Preventive procedures
Preventive procedures start with cleaning and polishing. Parents should maintain the child’s oral hygiene. For infants and toddlers, cleaning the oral cavity starts with gum pads, using wet gauzes. If the child feeds on the bottle or suckles, water should be provided before placing on the bed. Proper brushing techniques should be installed according to the age of the child. Fluoride supplementation can help in preventing the occurrence of new disease.
According to the American Academy of Pediatric Dentistry (AAPD) guidelines, infants should be weaned from the bottle at 12-14 months of age. AAPD guidelines for preventing nursing bottle caries are:

– Do not put your baby to bed with a   bottle at night or at nap time.  During  sleep the flow of saliva decreases so  it cannot ‘wash’ away the sugar.   Sleeping with a bottle or a cup also   allows these liquids to pool around   their teeth for long periods of time to  cause decay/cavities.

– If you must put them to bed with a   bottle fill it with water or give them a  clean pacifier.

– During the day do not give your baby  a bottle filled with sweet drinks to   use like a pacifier.

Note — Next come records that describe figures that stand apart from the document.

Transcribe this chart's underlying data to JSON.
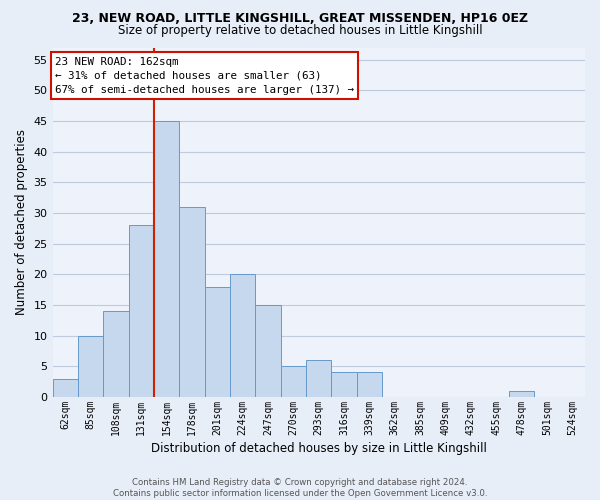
{
  "title1": "23, NEW ROAD, LITTLE KINGSHILL, GREAT MISSENDEN, HP16 0EZ",
  "title2": "Size of property relative to detached houses in Little Kingshill",
  "xlabel": "Distribution of detached houses by size in Little Kingshill",
  "ylabel": "Number of detached properties",
  "bin_labels": [
    "62sqm",
    "85sqm",
    "108sqm",
    "131sqm",
    "154sqm",
    "178sqm",
    "201sqm",
    "224sqm",
    "247sqm",
    "270sqm",
    "293sqm",
    "316sqm",
    "339sqm",
    "362sqm",
    "385sqm",
    "409sqm",
    "432sqm",
    "455sqm",
    "478sqm",
    "501sqm",
    "524sqm"
  ],
  "bar_heights": [
    3,
    10,
    14,
    28,
    45,
    31,
    18,
    20,
    15,
    5,
    6,
    4,
    4,
    0,
    0,
    0,
    0,
    0,
    1,
    0,
    0
  ],
  "bar_color": "#c5d8ed",
  "bar_edge_color": "#6699cc",
  "vline_x_index": 4,
  "vline_color": "#cc2200",
  "annotation_line1": "23 NEW ROAD: 162sqm",
  "annotation_line2": "← 31% of detached houses are smaller (63)",
  "annotation_line3": "67% of semi-detached houses are larger (137) →",
  "ylim": [
    0,
    57
  ],
  "yticks": [
    0,
    5,
    10,
    15,
    20,
    25,
    30,
    35,
    40,
    45,
    50,
    55
  ],
  "footer_text": "Contains HM Land Registry data © Crown copyright and database right 2024.\nContains public sector information licensed under the Open Government Licence v3.0.",
  "bg_color": "#e8eef8",
  "plot_bg_color": "#eef2fa",
  "grid_color": "#c0ccdd",
  "title1_fontsize": 9,
  "title2_fontsize": 8.5
}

– Reduce frequent sugar consumption.

– Don’t add sugar to your baby’s food   to make it taste better.

– Do not dip a pacifier in anything   sweet like sugar or honey.

– By their 1st birthday teach them how   to drink from a cup.

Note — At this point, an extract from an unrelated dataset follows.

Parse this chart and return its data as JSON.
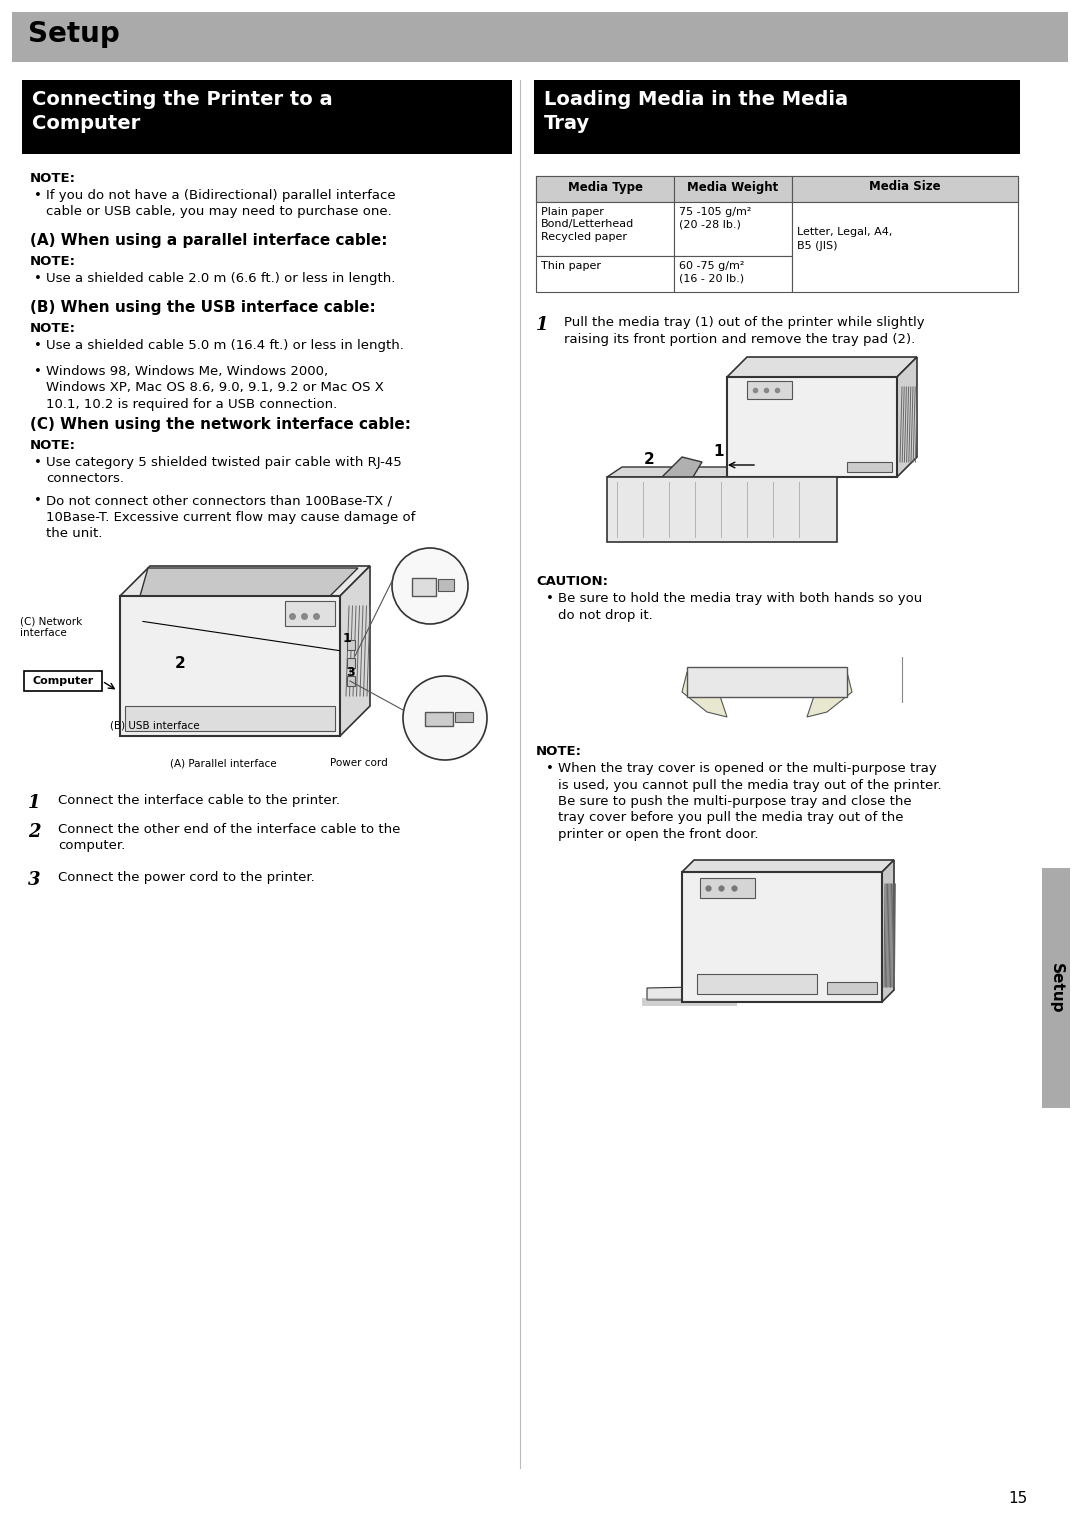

– Drink fluorinated water or if your   water does not have fluoride ask your  dentist for vitamins with fluoride.

– Oral hygiene measures should be   implemented by the time of eruption  of the first primary tooth.

– An oral health consultation visit   within 6 months of eruption of the   first tooth, and no later than 12   months of age is recommended to   provide education for the parents   about the prevention of dental
 disease.

If you suspect that your child has a dental problem take them to see their dentist as soon as possible.